The 1817 cholera pandemic was just the first of seven pandemics, spreading 150 years until a vaccine was invented in 1885. Cholera is spread through water infected with dirt, pollution, or human feces. It ran rampant through Victorian London, but was mostly considered a poor persons disease, since the wealthy could get cleaner water. For many years, it’s source was unidentified. When soldiers in the world-dominant British navy got infected, they spread it to the far reaches of the British empire. This transformed cholera from an epidemic, concentrated in one region, to a pandemic spread across continents. Because so little was known about what caused and spread cholera, not to mention this was only at the dawn of modern medicine, it devastated populations as there were no preventative measures.

The Spanish flu of the newly post-WWI world has been getting a lot of airtime recently, as it is the most recent modern pandemic which resembles our current crisis. It is estimated that the flu, which originated from birds, killed around fifty million people globally. The first reports came from Kansas in early 1918, but by the spring of that year many Europeans were showing symptoms. Spain paid the most attention to the new disease, and documented it’s spread well, which is why we call it the Spanish Flu. This was still during the last few months of World War One, and with the heightened trade and international travel it’s no wonder why the flu spread to the degree it did. The Spanish flue is notable in that it hit young adults and teenagers particularly hard, a group, which due to their youth and overall health, tend to be unaffected by most great illnesses.

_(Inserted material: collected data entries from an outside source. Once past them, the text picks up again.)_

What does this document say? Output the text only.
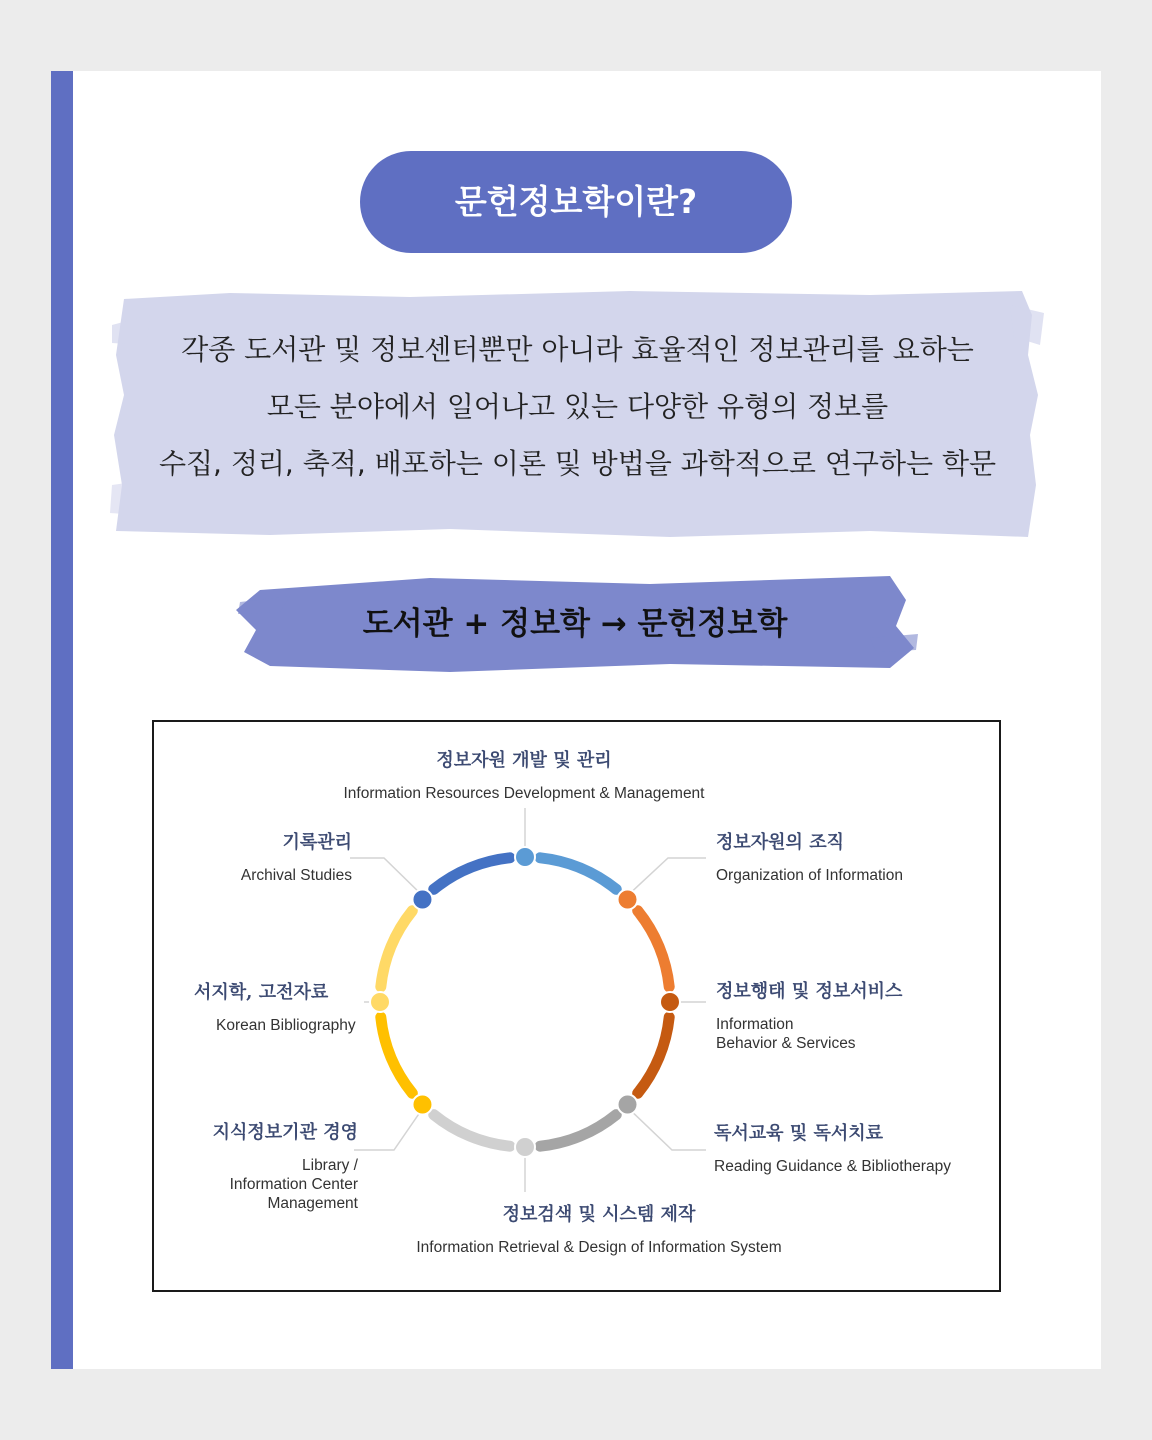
문헌정보학이란?
각종 도서관 및 정보센터뿐만 아니라 효율적인 정보관리를 요하는
모든 분야에서 일어나고 있는 다양한 유형의 정보를
수집, 정리, 축적, 배포하는 이론 및 방법을 과학적으로 연구하는 학문
도서관 + 정보학 → 문헌정보학
정보자원 개발 및 관리
Information Resources Development & Management
정보자원의 조직
Organization of Information
정보행태 및 정보서비스
Information
Behavior & Services
독서교육 및 독서치료
Reading Guidance & Bibliotherapy
정보검색 및 시스템 제작
Information Retrieval & Design of Information System
지식정보기관 경영
Library /
Information Center
Management
서지학, 고전자료
Korean Bibliography
기록관리
Archival Studies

That brings us to today, with the coronavirus, believed to have originated from animals and first spread to humans in China. The proper name for it, COVID-19 denotes the type of virus, coronavirus, the strain, novel coronavirus, and year it was first identified, 2019. Within three months it had spread to one-hundred fourteen countries, infecting large percentages of the population and killing thousands. The danger of COVID-19 is that infected people can remain asymptomatic for up to two weeks, meaning that they can spread the disease to other people without realizing it. Additionally, symptoms in otherwise healthy people can be mild, leading them to believe they aren’t really sick, while endangering at-risk people (the elderly and those with underlying conditions) who come into contact with them.

If you had told someone from 1720 about the coronavirus they probably wouldn’t have been too bothered. For much of history, plagues have been a part of life. Pandemics sweep through every dozen years or so, but with modern medicine, that’s rapidly changing. Much of the prevalence of coronavirus is due to the fact that people don’t have any defense against it, very few have tests, and there are no vaccines. The numbers seem scary, and admittedly they are, but the vast majority who get coronavirus survive it, and that’s not necessarily true for any of the other pandemics mentioned in this article, or in the last few centuries.